It’s all over our TV screens, our newspapers and our computers; the Syrian Civil War. However much we see about it in the news, it can still be hard to grasp what exactly is going on in this ravaged country. In order to make sense of it all, here are some facts about the Syrian Civil War starting from the causes of this dreadful world issue, right through to what is happening to those who have fled the country.
It’s a good idea to remind yourself about the country of Syria and its origins, before getting into the nitty gritty. This Middle Eastern country became independent in 1945 and has an overall area slightly smaller than the UK. The al-Assad family have been in charge for 45 years, although Syria puts up a pretense that it’s a ‘democratic nation’. Bashar al-Assad has been in power since 2000, after his father was in control from 1970.
The Arab Spring started in March 2011, which is when people from several North African and Middle Eastern countries decided to demonstrate against their leaders. What started off as peaceful protests turned into rebel action when the government began using violence to crackdown on the protestors and their actions. Many of the leaders overthrown in Arab Spring were Islamists who were traditionalist and hard-line.
Although the al-Assad family are quite liberal, many Syrians were still unhappy with the people in charge. They felt as though a lot of promises had been broken and decided that enough was enough. The news of what was happening in nearby countries spurred them on. It was then that they decided to get involved with the Arab Spring and protest against their own government. Despite it being for different reasons than many of the other countries involved.
It wasn’t long before the protests began to turn ugly for the Syrians. Although this was kind of expected, due to what was happening in other countries who had been part of the Arab Spring. One of the key turning points was the death of several children who had painted anti-regime graffiti. They died under detention, which caused another uproar around Syria. The authorities had also been violent towards protestors, blindly firing shots into groups of demonstrators.
Free Syrian Army
By July 2011, many of the Syrians had come together to create their own armed forces. Defectors from the army and those who had served Bashar al-Assad in the past led the way. Many civilians then followed suit and joined the Free Syrian Army too. This is when everything began to turn into a full-scale civil war of epic proportions, although not for all the reasons you may think.
A Messy War
Everything began to get complex and messy when more and more different parties joined in with the Civil War. No longer is it just about Syrian fighters and the Assad regime. Now there are the Jihadists and ISIS, all wanting something different from the war. It seems as though everyone is fighting for a different cause yet nobody knows how they could ever be a resolution or a winner. In fact, many experts have said “no one can win.”
It has been over four years since the Syrian Civil War started now. In that time it is thought that there have been over 220,000 people killed. Plus, countless others have been injured or lost their friends, families and loved ones. Most of whom are civilians, including women and children. There is much need for food and medical supplies, while bombings continue to wipe out huge chunks of the towns and cities. The death toll continues to rise on a daily basis and it’s not known where that number will stop.
It is thought that around 7.6 million people are internally displaced. This means that they are still in their country, but have been forced to flee their homes. They are desperately trying to avoid the bombings and attacks going on around Syria, yet have nowhere to flee to. They have not yet crossed their international borders in order to find safety in another country. Perhaps due to fear of the unknown or not having enough money to make their escape.
It is thought that four million Syrians are now registered (or trying to register) with the United Nations High Commission of Refugees. This makes them the largest refugee population on the planet! Thousands are trying to get out of Syria every day, going through unspeakable risks to get out of the country and find somewhere safer. Most will walk for miles at night, to avoid being shot on sight. Snipers are poised to take out anyone seen escaping.
There are actually very few refugee camps when you consider the number of people escaping on a daily basis. Most of those who do get out of the country alive will make their first port of call Jordan, where there are some camps in place. However, there simply isn’t enough space and supplies for them all. Instead, they’re made to sleep wherever they can find safe shelter. Or even unsafe shelter, if the case may be.

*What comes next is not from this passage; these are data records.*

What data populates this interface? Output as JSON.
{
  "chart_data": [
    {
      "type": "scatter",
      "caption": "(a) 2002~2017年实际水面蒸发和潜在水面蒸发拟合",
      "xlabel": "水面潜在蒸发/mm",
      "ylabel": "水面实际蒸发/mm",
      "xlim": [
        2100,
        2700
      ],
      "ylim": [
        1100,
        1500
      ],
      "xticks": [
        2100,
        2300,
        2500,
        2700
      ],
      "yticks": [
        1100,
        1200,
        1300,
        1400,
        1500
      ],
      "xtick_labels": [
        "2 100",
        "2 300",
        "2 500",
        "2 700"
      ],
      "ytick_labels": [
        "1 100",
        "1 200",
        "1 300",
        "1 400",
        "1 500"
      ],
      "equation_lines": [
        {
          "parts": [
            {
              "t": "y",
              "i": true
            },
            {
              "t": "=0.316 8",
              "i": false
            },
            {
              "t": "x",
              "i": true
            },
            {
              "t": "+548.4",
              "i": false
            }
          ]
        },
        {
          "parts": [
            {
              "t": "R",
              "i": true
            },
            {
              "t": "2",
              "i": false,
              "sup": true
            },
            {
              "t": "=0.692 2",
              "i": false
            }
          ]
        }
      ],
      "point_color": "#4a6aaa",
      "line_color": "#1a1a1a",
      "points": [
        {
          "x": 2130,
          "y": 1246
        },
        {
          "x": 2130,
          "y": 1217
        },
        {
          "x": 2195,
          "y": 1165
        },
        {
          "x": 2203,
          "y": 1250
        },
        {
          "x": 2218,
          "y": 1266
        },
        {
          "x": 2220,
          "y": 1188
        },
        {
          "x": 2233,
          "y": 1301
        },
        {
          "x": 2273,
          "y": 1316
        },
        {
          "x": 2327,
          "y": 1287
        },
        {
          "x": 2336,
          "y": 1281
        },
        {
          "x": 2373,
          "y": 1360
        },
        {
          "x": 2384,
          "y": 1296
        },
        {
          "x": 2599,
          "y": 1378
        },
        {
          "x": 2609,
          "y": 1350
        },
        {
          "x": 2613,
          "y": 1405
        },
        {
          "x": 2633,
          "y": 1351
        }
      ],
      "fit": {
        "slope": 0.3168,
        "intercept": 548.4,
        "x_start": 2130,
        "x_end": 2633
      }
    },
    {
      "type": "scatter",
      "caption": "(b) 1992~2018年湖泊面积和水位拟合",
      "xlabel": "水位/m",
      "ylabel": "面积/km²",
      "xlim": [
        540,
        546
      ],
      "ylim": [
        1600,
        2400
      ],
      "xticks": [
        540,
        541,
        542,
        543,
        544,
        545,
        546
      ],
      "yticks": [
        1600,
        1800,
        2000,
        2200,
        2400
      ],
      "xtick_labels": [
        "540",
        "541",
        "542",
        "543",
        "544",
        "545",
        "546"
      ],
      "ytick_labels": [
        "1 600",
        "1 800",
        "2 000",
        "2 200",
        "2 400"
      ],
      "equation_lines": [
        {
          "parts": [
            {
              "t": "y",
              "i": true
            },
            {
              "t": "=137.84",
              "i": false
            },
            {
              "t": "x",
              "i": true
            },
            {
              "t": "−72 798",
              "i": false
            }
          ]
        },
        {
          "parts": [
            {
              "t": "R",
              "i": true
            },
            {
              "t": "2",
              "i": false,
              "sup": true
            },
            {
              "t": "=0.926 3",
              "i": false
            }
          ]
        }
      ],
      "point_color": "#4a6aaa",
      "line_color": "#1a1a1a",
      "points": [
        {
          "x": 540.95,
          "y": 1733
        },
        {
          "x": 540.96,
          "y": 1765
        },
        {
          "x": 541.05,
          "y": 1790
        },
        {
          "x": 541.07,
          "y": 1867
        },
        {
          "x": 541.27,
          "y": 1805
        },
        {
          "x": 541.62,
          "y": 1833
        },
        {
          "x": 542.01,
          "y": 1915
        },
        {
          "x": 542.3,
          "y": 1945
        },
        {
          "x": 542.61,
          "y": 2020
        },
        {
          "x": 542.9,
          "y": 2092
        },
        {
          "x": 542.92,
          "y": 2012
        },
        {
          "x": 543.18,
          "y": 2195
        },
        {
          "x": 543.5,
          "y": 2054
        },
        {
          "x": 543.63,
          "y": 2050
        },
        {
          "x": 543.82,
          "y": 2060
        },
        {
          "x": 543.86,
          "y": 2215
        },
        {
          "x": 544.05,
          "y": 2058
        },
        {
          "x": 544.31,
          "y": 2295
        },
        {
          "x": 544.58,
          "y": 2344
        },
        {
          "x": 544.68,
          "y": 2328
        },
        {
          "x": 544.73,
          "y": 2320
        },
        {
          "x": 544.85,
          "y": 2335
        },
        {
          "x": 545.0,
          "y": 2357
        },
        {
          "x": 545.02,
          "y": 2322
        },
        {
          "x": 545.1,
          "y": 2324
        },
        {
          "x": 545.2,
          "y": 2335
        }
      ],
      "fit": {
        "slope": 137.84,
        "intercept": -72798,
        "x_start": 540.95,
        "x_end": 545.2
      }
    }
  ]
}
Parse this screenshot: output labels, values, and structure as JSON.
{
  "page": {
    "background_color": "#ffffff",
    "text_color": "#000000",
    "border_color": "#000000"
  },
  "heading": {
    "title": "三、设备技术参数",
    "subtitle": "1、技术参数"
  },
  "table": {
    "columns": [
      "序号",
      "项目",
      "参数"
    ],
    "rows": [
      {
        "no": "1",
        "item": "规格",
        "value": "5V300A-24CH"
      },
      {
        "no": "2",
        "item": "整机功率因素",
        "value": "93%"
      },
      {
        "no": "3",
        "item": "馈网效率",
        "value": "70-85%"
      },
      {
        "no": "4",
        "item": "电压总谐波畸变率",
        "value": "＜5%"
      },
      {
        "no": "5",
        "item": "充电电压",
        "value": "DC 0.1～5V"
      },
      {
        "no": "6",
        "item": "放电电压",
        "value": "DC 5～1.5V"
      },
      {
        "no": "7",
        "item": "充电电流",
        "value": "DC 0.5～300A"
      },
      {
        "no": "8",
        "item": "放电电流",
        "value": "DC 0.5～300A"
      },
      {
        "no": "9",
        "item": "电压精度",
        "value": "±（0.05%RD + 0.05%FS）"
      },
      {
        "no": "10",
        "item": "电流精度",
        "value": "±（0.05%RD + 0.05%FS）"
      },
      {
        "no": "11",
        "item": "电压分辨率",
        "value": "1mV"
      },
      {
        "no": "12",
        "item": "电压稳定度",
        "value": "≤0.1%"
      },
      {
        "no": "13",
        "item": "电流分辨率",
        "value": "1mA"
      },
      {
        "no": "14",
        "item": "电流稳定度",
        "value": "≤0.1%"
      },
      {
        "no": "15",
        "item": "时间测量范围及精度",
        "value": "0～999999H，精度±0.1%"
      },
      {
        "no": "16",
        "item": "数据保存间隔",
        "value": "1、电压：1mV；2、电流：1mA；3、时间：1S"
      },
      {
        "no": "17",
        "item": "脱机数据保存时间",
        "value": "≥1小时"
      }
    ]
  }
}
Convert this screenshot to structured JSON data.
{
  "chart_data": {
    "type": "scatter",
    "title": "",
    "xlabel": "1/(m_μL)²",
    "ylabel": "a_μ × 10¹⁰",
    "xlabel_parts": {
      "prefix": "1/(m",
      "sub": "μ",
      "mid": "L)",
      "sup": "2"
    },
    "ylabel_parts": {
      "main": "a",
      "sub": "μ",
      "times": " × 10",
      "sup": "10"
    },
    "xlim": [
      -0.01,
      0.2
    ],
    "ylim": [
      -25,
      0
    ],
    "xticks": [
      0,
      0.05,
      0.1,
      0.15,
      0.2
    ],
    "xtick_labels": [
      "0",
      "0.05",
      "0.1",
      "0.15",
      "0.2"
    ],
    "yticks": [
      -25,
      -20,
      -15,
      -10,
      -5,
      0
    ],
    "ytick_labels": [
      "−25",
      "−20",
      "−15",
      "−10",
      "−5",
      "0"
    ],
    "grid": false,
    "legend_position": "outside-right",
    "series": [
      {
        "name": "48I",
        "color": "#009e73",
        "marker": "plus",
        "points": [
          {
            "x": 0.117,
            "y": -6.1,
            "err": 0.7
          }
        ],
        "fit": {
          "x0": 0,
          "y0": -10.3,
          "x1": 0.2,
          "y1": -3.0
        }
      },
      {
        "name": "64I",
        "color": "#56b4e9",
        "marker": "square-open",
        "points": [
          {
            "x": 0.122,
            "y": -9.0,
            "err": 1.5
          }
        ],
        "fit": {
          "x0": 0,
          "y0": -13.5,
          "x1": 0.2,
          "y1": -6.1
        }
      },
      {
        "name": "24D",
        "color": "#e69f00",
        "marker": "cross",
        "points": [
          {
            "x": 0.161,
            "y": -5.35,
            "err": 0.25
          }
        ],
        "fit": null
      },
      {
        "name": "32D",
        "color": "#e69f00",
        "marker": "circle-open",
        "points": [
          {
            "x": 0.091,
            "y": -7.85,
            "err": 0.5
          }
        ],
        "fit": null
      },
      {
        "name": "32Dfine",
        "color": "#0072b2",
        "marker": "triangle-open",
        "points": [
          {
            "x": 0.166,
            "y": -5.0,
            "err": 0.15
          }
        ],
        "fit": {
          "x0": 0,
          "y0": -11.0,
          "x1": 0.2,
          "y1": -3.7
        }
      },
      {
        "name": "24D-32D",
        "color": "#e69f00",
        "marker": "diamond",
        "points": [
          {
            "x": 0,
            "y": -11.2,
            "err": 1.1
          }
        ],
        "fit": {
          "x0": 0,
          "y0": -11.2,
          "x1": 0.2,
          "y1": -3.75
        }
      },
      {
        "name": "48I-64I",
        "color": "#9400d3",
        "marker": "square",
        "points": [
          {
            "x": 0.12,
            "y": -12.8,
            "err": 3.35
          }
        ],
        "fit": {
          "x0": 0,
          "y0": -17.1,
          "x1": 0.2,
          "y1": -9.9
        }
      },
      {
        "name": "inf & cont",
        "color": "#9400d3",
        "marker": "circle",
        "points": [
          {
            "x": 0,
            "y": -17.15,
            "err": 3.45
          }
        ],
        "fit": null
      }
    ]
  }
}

The majority of Syrian refugees have no place to go, which is why many are applying for asylum in Europe. While the majority make it through Turkey, they still have some way to go before getting to Greece. Many will die on boats coming over from various parts of the country. If they do make it to Europe then they are packed onto trains and more boats, in order to ship them from one place to another.
Perhaps one of the most shocking facts about the Syrian Civil War is the number of children caught up in the crisis. It is thought that more than half of all refugees from Syria are under the age of 18, according to the UN. Over half of those will have lost everything; home, school, friends and family. They’re forced to go it alone and just hope for survival. Many do not make it, as we have seen in photos from the news recently.
Many countries are doing their best to assist the refugees during this crisis. The UN has said that $8.4 billion is what is needed to help those both inside and outside of the country. People are coming from all over the world to meet the refugees in different parts of Europe and the Middle East, in order to provide them with food, shelter and medical aid. However, there are still millions of people who are too far away from assistance.